Member of the Philadelphia City Council from the at-large district
- In office January 4, 2016 – September 6, 2022
- Succeeded by: Sharon Vaughn

Personal details
- Party: Democratic
- Education: University of Virginia Temple University School of Law
- Profession: Lawyer
- Website: Official website

= Derek S. Green =

American politician and Democratic member of the Philadelphia City Council

Derek S. Green is an American politician and Democratic was a member of the Philadelphia City Council from 2016 to 2022.

He was a candidate for the Democratic nomination for the 2023 Philadelphia mayoral election.

==Education and career==

Green graduated from the University of Virginia and received his JD from Temple University School of Law. He worked as an assistant district attorney and assistant deputy attorney general for the State of Delaware, and then served as a deputy city solicitor for the City of Philadelphia in the housing and community development division.

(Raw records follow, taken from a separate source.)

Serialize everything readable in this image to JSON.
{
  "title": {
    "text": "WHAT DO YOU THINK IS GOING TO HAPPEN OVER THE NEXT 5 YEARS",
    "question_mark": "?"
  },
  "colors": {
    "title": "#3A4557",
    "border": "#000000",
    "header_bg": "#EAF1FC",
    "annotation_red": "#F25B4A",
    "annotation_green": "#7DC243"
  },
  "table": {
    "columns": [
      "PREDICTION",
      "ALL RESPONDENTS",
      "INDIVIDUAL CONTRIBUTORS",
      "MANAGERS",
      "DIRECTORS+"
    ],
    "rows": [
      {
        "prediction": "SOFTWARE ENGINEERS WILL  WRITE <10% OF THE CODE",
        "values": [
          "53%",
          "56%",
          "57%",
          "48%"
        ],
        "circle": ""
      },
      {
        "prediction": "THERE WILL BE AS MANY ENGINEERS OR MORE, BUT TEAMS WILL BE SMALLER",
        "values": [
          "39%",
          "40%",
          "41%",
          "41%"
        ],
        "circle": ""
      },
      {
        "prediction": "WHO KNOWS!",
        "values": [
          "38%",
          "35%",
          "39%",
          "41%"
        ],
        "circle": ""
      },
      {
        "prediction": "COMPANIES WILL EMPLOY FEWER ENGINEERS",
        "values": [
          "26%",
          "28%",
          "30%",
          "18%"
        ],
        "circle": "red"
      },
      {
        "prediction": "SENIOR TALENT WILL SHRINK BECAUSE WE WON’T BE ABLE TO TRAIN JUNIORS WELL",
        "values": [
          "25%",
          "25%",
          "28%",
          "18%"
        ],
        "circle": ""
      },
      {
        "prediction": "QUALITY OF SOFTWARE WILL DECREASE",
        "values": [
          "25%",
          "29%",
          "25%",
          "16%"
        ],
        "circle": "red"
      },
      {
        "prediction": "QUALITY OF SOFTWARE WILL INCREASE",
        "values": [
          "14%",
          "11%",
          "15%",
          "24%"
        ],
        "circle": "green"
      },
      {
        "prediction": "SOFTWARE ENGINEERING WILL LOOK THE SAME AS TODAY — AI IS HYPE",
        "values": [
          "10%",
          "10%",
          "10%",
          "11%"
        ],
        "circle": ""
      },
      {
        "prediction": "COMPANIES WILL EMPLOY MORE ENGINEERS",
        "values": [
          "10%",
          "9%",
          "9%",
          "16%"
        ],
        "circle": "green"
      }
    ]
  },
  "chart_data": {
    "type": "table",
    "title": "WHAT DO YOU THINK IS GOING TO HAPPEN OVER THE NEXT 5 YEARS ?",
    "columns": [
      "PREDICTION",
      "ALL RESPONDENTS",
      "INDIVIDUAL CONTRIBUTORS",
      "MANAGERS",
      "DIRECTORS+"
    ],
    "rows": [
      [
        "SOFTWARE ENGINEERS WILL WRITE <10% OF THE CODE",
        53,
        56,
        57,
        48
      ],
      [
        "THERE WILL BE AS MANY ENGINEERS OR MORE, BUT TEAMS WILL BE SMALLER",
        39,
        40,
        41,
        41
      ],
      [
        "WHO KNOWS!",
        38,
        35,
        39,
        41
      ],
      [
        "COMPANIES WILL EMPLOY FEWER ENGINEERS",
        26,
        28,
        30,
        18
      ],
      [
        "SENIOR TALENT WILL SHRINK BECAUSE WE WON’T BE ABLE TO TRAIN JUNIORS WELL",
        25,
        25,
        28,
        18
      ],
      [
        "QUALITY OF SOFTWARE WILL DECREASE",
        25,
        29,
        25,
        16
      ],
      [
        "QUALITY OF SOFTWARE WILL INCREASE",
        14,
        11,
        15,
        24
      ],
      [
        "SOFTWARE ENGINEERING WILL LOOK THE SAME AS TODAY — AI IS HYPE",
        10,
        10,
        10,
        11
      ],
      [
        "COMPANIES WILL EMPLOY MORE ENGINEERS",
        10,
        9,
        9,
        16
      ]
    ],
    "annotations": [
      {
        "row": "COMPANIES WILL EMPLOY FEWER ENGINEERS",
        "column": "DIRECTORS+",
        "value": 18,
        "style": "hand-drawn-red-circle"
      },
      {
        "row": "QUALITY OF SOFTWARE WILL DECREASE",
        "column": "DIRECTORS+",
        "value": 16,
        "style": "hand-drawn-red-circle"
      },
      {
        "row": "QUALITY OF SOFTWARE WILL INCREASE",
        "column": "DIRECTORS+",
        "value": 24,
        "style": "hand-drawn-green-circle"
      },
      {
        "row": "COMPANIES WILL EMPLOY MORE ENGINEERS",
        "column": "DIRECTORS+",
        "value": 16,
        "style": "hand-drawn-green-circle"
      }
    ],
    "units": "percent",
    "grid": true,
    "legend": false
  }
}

Green worked for several years as a legislative aide and special counsel for former councilmember Marian Tasco and an attorney for the council committees on finance and public health and human services. He has also worked on several local and state campaigns.

==Political career==

Green initially ran for the Philadelphia City Council in 2007 but lost. In 2008, he was described as one of the "10 under 40" rising political stars in the city by The Philadelphia Inquirer. He was expected to run for the 8th district seat upon the retirement of Donna Reed Miller in 2011, but he decided to remain as special council to Tasco.

In 2015, he was elected to the city council after winning one of the five Democratic nominations for at-large seats. He received the most votes out of the 16 candidates seeking the primary nominations. He successfully ran for reelection in 2019 and was one of the top fundraisers in the race.

In late 2022, Green announced his bid for Philadelphia mayor. He dropped out of the race in April 2023. After suspending his mayoral campaign, it was announced that Green would be entering the private sector, joining Bellevue Strategies.

==Personal life==

Green lives in Mount Airy with his wife and son, who has autism. He raises money for Autism Speaks and founded the first autism support class at Houston Elementary School with his wife.